失礼過ぎるでしょ、と気の強そうな女は小春を睨む。

 

「どうしたの?つくしちゃん。…なんか今日幼くない?」

 

「は?!こんなに大人っぽくお洒落してるのに、何よ!」


「ご、ごめん。でもどうしてここに?」


「小春が抜け駆けしてるから探しに来たのよっ!」

 

女は青年の腕に絡まりつく。

 

女──松本つくしは青年と小春の3歳下。

 

松本潤は結婚し、娘が生まれた。

 

そしてその相手は…

 

「ちけぇ、離れろバカつくし!」

 

「嫌よ!小春ばっか独り占めしてズルイ!!」

 

「大体こんなところまで一人で来ていいのかよ!お前の親うるせぇだろ!あの人達に怒られるのワタシたちなんだから!!」

 

「パパは怒んないもん!うるさいのはママだけだもん!私が可愛いからオオカミたちに狙われないか心配だ~って。
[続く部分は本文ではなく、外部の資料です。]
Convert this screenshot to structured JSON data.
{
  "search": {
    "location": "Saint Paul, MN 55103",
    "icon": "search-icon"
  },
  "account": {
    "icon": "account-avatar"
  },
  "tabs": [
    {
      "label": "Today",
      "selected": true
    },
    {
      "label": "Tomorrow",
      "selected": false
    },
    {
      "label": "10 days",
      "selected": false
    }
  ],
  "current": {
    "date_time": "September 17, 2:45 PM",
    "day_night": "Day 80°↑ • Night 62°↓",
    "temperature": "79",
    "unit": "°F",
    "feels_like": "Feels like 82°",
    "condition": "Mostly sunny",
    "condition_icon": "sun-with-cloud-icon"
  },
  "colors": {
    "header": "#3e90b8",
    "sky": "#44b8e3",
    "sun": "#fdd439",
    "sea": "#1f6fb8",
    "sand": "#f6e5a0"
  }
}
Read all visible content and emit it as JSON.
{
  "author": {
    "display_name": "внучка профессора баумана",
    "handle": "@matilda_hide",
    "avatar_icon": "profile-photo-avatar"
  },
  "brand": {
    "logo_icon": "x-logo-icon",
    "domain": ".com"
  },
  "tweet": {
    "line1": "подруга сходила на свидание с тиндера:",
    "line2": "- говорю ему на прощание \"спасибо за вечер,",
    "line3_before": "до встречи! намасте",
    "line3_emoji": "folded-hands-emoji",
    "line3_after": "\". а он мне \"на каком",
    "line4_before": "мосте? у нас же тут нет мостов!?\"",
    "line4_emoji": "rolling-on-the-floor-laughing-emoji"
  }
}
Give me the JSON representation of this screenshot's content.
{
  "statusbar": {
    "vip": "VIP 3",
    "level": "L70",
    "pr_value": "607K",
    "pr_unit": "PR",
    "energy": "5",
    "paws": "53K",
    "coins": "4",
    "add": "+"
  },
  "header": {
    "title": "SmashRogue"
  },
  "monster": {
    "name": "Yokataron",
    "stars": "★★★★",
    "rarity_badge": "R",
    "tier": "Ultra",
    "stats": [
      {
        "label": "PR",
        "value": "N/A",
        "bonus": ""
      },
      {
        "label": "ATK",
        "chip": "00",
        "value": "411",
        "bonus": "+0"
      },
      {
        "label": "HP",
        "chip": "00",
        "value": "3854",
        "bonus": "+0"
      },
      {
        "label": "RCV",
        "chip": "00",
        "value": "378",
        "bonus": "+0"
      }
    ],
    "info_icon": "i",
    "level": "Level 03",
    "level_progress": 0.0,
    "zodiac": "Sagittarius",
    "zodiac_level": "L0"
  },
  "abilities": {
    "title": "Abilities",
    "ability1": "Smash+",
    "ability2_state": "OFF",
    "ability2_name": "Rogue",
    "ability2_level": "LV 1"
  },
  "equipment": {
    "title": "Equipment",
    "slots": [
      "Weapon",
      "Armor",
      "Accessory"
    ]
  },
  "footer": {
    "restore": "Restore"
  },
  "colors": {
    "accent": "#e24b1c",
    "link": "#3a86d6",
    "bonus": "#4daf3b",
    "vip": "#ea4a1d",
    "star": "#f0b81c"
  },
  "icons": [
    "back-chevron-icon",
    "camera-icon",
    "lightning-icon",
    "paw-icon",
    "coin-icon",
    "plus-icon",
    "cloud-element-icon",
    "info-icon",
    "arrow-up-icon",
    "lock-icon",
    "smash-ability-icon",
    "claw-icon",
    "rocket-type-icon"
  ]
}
特に小春!」

 

「斗真は過保護過ぎんだよ!ふざけんな、こんな気の強い女誰が狙うっつーんだ!」

 

「何をぅーーー!?!」

 

…松本潤の相手は、生田斗真である。

 

櫻井の研究による同性での子作り実験に加担したにも関わらず、この世界で松本と生田は生き残った。

 

何故なら、生田斗真が性転換手術を終えていたからだ。


身体のごつい、男らしいが美しい顔の母親は、近所でも有名人だ。


 

「2人とも落ち着いて、ね?独り占めじゃないよ。僕と小春は神様にお祈りしてたの。世界が平和になりますように…って。ね?だから怒らないで。可愛い顔が台無しだよ。」

 

青年が優しく微笑むと、つくしは頬を赤らめる。

 

「は、はぁ?平和って。この笑っちゃうくらい平和な時代に何を祈ることがあるんだっつーの。」

 

ふんっと鼻息荒くつくしはそっぽを向く。

 

「え、だって、戦争…」

 

「おーい!」

 

遠くから聞こえる声に、つくしはホラ、と笑う。